Museo di Roma in Trastevere, prorogata la mostra “I volti, le pietre, la città: Mario Carbone, Emilio Gentilini 1952-1985” che raccoglie oltre 100 fotografie provenienti dalla collezione del Museo di Roma in Trastevere e dalla collezione privata dell’archivio di Carbone, che resterà aperta fino al 13 ottobre 2013.
L’intento è quello di valorizzare e rendere visibile al pubblico parte dell’immensa collezione fotografica del museo trasteverino che si avvale anche di importanti fondi fotografici. Alcune delle immagini in mostra, scattate tra il 1952 e il 1985, non sono mai state esposte al pubblico. Molte le affinità tra i due autori, come la scelta rigorosa del bianco e nero e il soffermarsi sui volti espressivi delle persone. Differenti invece la poetica e le tematiche oggetto delle fotografie.
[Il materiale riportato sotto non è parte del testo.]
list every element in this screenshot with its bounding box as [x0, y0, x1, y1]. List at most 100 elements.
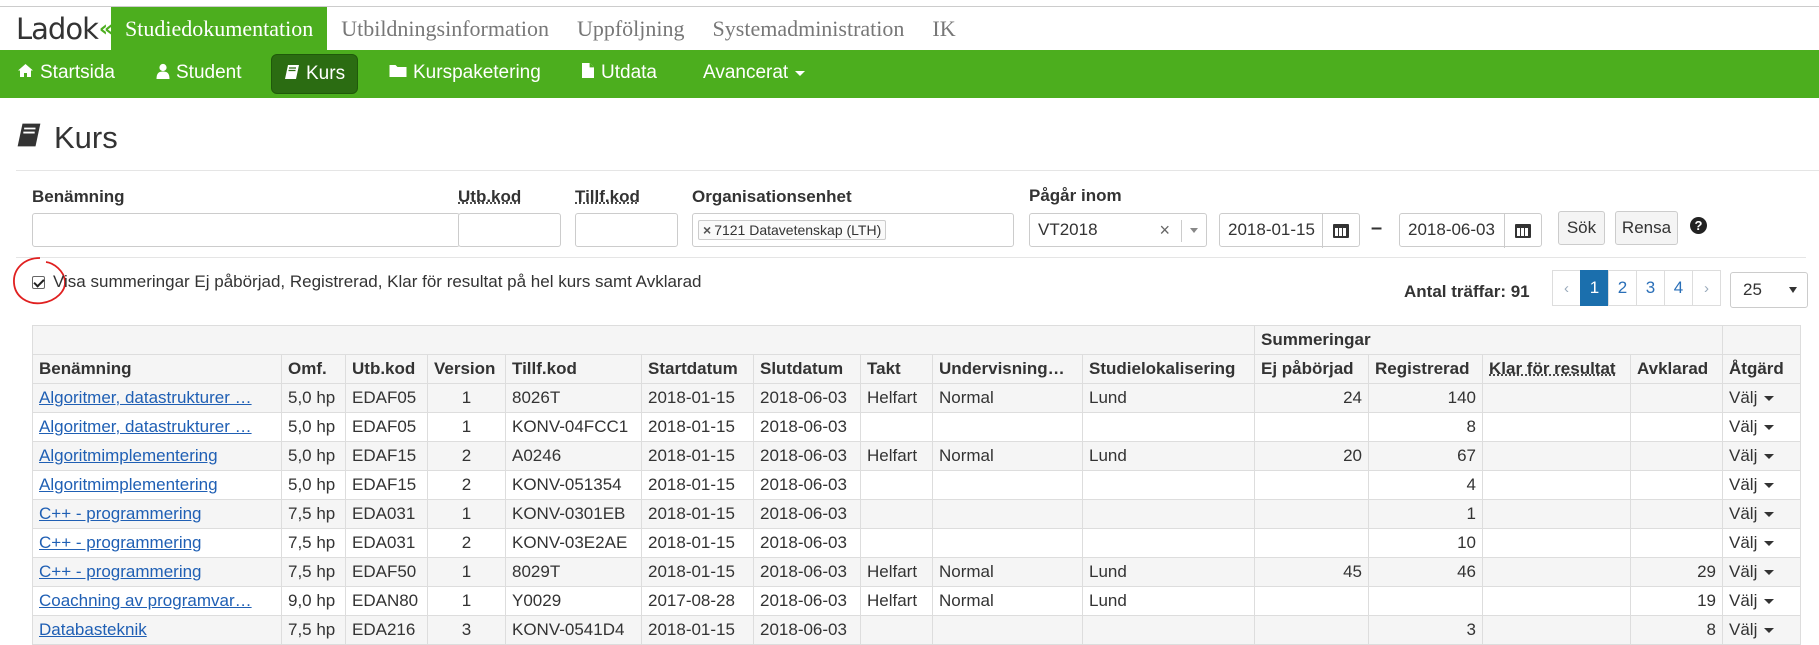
utbkod-label: Utb.kod	[458, 187, 521, 207]
valj-dropdown[interactable]: Välj	[1729, 388, 1794, 408]
pagination-next[interactable]: ›	[1692, 270, 1721, 306]
col-version-cell: 2	[428, 471, 506, 500]
table-row: C++ - programmering 7,5 hp EDA031 1 KONV-030…	[33, 500, 1801, 529]
col-atgard-cell[interactable]: Välj	[1723, 500, 1801, 529]
sub-nav: Startsida Student Kurs Kurspaketering Ut…	[0, 50, 1819, 98]
valj-dropdown[interactable]: Välj	[1729, 417, 1794, 437]
summary-checkbox-row[interactable]: Visa summeringar Ej påbörjad, Registrera…	[32, 272, 702, 292]
col-omf-header[interactable]: Omf.	[282, 355, 346, 384]
chevron-down-icon	[1789, 287, 1797, 293]
course-link[interactable]: Coachning av programvar…	[39, 591, 252, 610]
valj-dropdown[interactable]: Välj	[1729, 446, 1794, 466]
col-ej-paborjad-header[interactable]: Ej påbörjad	[1255, 355, 1369, 384]
col-undervisning-cell	[933, 616, 1083, 645]
main-nav-ik[interactable]: IK	[918, 7, 969, 50]
calendar-button[interactable]	[1504, 214, 1541, 248]
col-utbkod-header[interactable]: Utb.kod	[346, 355, 428, 384]
valj-dropdown[interactable]: Välj	[1729, 475, 1794, 495]
utbkod-input[interactable]	[458, 213, 561, 247]
sub-nav-avancerat[interactable]: Avancerat	[691, 54, 817, 92]
pagar-select[interactable]: VT2018 ×	[1029, 213, 1207, 247]
sub-nav-kurs[interactable]: Kurs	[271, 54, 358, 94]
col-atgard-cell[interactable]: Välj	[1723, 587, 1801, 616]
chevron-down-icon[interactable]	[1190, 228, 1198, 233]
col-undervisning-header[interactable]: Undervisning…	[933, 355, 1083, 384]
org-tag[interactable]: × 7121 Datavetenskap (LTH)	[698, 220, 886, 240]
col-studielokalisering-cell: Lund	[1083, 442, 1255, 471]
col-avklarad-header[interactable]: Avklarad	[1631, 355, 1723, 384]
col-slutdatum-header[interactable]: Slutdatum	[754, 355, 861, 384]
course-link[interactable]: Algoritmer, datastrukturer …	[39, 388, 252, 407]
search-button[interactable]: Sök	[1558, 211, 1605, 245]
col-takt-cell	[861, 529, 933, 558]
col-avklarad-cell	[1631, 442, 1723, 471]
col-omf-cell: 7,5 hp	[282, 500, 346, 529]
benamning-input[interactable]	[32, 213, 460, 247]
col-atgard-header[interactable]: Åtgärd	[1723, 355, 1801, 384]
summary-checkbox[interactable]	[32, 276, 45, 289]
caret-down-icon	[1764, 570, 1774, 575]
valj-dropdown[interactable]: Välj	[1729, 591, 1794, 611]
clear-button[interactable]: Rensa	[1615, 211, 1678, 245]
remove-tag-icon[interactable]: ×	[703, 222, 711, 238]
tillfkod-input[interactable]	[575, 213, 678, 247]
col-atgard-cell[interactable]: Välj	[1723, 442, 1801, 471]
course-link[interactable]: C++ - programmering	[39, 533, 202, 552]
col-takt-cell: Helfart	[861, 587, 933, 616]
sub-nav-utdata[interactable]: Utdata	[569, 54, 669, 92]
main-nav-studiedokumentation[interactable]: Studiedokumentation	[111, 7, 327, 50]
pagination-page-4[interactable]: 4	[1664, 270, 1693, 306]
col-takt-header[interactable]: Takt	[861, 355, 933, 384]
page-size-select[interactable]: 25	[1730, 272, 1808, 308]
org-select[interactable]: × 7121 Datavetenskap (LTH)	[692, 213, 1014, 247]
pagination-page-3[interactable]: 3	[1636, 270, 1665, 306]
col-atgard-cell[interactable]: Välj	[1723, 471, 1801, 500]
col-startdatum-cell: 2018-01-15	[642, 616, 754, 645]
col-atgard-cell[interactable]: Välj	[1723, 529, 1801, 558]
main-nav-systemadministration[interactable]: Systemadministration	[699, 7, 919, 50]
col-atgard-cell[interactable]: Välj	[1723, 558, 1801, 587]
pagination-page-2[interactable]: 2	[1608, 270, 1637, 306]
caret-down-icon	[795, 71, 805, 76]
table-row: Coachning av programvar… 9,0 hp EDAN80 1 Y00…	[33, 587, 1801, 616]
col-studielokalisering-header[interactable]: Studielokalisering	[1083, 355, 1255, 384]
col-atgard-cell[interactable]: Välj	[1723, 413, 1801, 442]
valj-label: Välj	[1729, 446, 1757, 466]
course-link[interactable]: C++ - programmering	[39, 504, 202, 523]
help-icon[interactable]: ?	[1690, 217, 1707, 234]
col-klar-for-resultat-header[interactable]: Klar för resultat	[1483, 355, 1631, 384]
valj-dropdown[interactable]: Välj	[1729, 504, 1794, 524]
col-startdatum-header[interactable]: Startdatum	[642, 355, 754, 384]
course-link[interactable]: Algoritmimplementering	[39, 446, 218, 465]
ladok-logo[interactable]: Ladok «	[16, 11, 112, 47]
course-link[interactable]: Algoritmimplementering	[39, 475, 218, 494]
col-registrerad-header[interactable]: Registrerad	[1369, 355, 1483, 384]
col-version-header[interactable]: Version	[428, 355, 506, 384]
col-atgard-cell[interactable]: Välj	[1723, 616, 1801, 645]
date-from-input[interactable]: 2018-01-15	[1219, 213, 1360, 247]
col-takt-cell	[861, 500, 933, 529]
course-link[interactable]: Databasteknik	[39, 620, 147, 639]
sub-nav-startsida[interactable]: Startsida	[5, 54, 127, 92]
course-link[interactable]: Algoritmer, datastrukturer …	[39, 417, 252, 436]
col-atgard-cell[interactable]: Välj	[1723, 384, 1801, 413]
course-link[interactable]: C++ - programmering	[39, 562, 202, 581]
sub-nav-student[interactable]: Student	[144, 54, 254, 92]
calendar-button[interactable]	[1322, 214, 1359, 248]
valj-dropdown[interactable]: Välj	[1729, 562, 1794, 582]
col-tillfkod-cell: KONV-03E2AE	[506, 529, 642, 558]
main-nav-uppfoljning[interactable]: Uppföljning	[563, 7, 699, 50]
pagination-page-1[interactable]: 1	[1580, 270, 1609, 306]
clear-icon[interactable]: ×	[1159, 220, 1170, 241]
col-ej-paborjad-cell	[1255, 529, 1369, 558]
date-to-input[interactable]: 2018-06-03	[1399, 213, 1542, 247]
sub-nav-kurspaketering[interactable]: Kurspaketering	[377, 54, 553, 92]
main-nav-utbildningsinformation[interactable]: Utbildningsinformation	[327, 7, 563, 50]
col-benamning-header[interactable]: Benämning	[33, 355, 282, 384]
col-studielokalisering-cell: Lund	[1083, 587, 1255, 616]
pagination-prev[interactable]: ‹	[1552, 270, 1581, 306]
valj-dropdown[interactable]: Välj	[1729, 620, 1794, 640]
col-tillfkod-header[interactable]: Tillf.kod	[506, 355, 642, 384]
table-row: Algoritmimplementering 5,0 hp EDAF15 2 KONV-…	[33, 471, 1801, 500]
valj-dropdown[interactable]: Välj	[1729, 533, 1794, 553]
Le immagini di Mario Carbone si distinguono per una poetica realista che documenta luoghi ed individui colti con nitida coerenza sia nelle istantanee che ritraggono ambulanti e operai nei rioni della città popolare, sia in quelle che documentano le vie dell’arte o della moda (Via Margutta, Via Veneto, Piazza del Popolo). Lo sguardo di Carbone si fa più antropologico nelle fotografie che ritraggono i fedeli in visita a San Pietro con il sacerdote che fa da cicerone o le turiste devote inginocchiate con i loro abiti stravaganti. Le donne e gli uomini ritratti nella semioscurità delle osterie (si veda la famosa immagine Osteria del Vero Albano) sono invece pervase da una vena di struggente malinconia. Le immagini di Roma degli anni Settanta e Ottanta del XX secolo danno invece più spazio alle tematiche sociali: le manifestazioni politiche e di protesta, la scena “povera” e le pareti spoglie di cantine e garage adattate a palcoscenici dove Carbone ritrae l’avventura irripetibile dei teatri d’avanguardia romani.
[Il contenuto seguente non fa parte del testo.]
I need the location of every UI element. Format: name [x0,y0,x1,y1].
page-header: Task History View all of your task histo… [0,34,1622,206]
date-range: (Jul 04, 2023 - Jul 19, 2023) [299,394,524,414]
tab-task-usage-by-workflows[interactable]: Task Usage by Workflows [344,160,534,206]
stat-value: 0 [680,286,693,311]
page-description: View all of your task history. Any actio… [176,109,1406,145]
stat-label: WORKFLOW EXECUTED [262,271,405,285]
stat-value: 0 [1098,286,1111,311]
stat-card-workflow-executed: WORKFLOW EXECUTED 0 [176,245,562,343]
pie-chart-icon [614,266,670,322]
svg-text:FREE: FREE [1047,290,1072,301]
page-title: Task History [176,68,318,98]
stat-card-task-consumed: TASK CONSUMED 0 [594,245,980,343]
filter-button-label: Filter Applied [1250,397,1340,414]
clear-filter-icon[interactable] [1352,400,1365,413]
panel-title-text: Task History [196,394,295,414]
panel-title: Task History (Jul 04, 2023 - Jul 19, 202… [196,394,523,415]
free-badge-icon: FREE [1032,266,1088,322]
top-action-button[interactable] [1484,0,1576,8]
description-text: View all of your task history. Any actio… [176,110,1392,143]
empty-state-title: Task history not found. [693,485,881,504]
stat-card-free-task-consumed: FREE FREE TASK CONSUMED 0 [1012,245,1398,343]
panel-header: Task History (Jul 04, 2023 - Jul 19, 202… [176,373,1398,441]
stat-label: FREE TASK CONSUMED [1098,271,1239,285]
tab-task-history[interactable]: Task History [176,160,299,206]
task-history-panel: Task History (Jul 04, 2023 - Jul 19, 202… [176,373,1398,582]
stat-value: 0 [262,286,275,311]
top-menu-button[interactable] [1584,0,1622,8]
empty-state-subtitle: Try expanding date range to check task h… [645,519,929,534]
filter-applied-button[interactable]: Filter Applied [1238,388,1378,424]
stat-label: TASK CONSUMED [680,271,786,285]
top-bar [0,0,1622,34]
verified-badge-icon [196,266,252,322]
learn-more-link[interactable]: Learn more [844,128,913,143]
Emilio Gentilini circoscrive la sua indagine per immagini, negli anni Settanta dello scorso secolo; in particolare nel rione popolare di Trastevere. Luoghi e personaggi esprimono carica vitale ed energia: piazze e vie sono ingombre di persone e dei loro spesso poveri “strumenti del mestiere”. La città è ancora vissuta nella comune partecipazione di spazi e ritualità quotidiane e festive. Gentilini osserva e ritrae, con ironia e personale leggerezza, una Roma intenta e indaffarata in molteplici attività, personaggi alle prese con lavori scaturiti da una creatività spesso tutta romana, lavori stanziali ed ambulanti (le botteghe storiche, ma anche le improvvisate vendite di generi alimentari davanti alla soglia di casa, la raccolta di cartoni etc.).
Molte le immagini dedicate alla socialità e alla religiosità (il battesimo, il matrimonio, le processioni). Usi e costumi nati dal bisogno e dall’inventiva estemporanea, tali da tramutare la necessità in vera estetica popolare (l’arredo dei balconi e dei davanzali, la metodica nello stendere i panni alle finestre, il catino per lavare i panni che diventa scaldino). E ancora, lo svago e il tempo libero vissuti fuori dalle mura domestiche dove strade, marciapiedi e cortili diventano territorio vissuto e partecipato per ballare il saltarello, giocare a “zecchinetta” e scambiare quattro chiacchiere con la vicina. Dunque i due autori ci restituiscono attraverso queste immagini un patrimonio prezioso di umanità generosa e vitale che si fonde con la storia stessa della città che abitano.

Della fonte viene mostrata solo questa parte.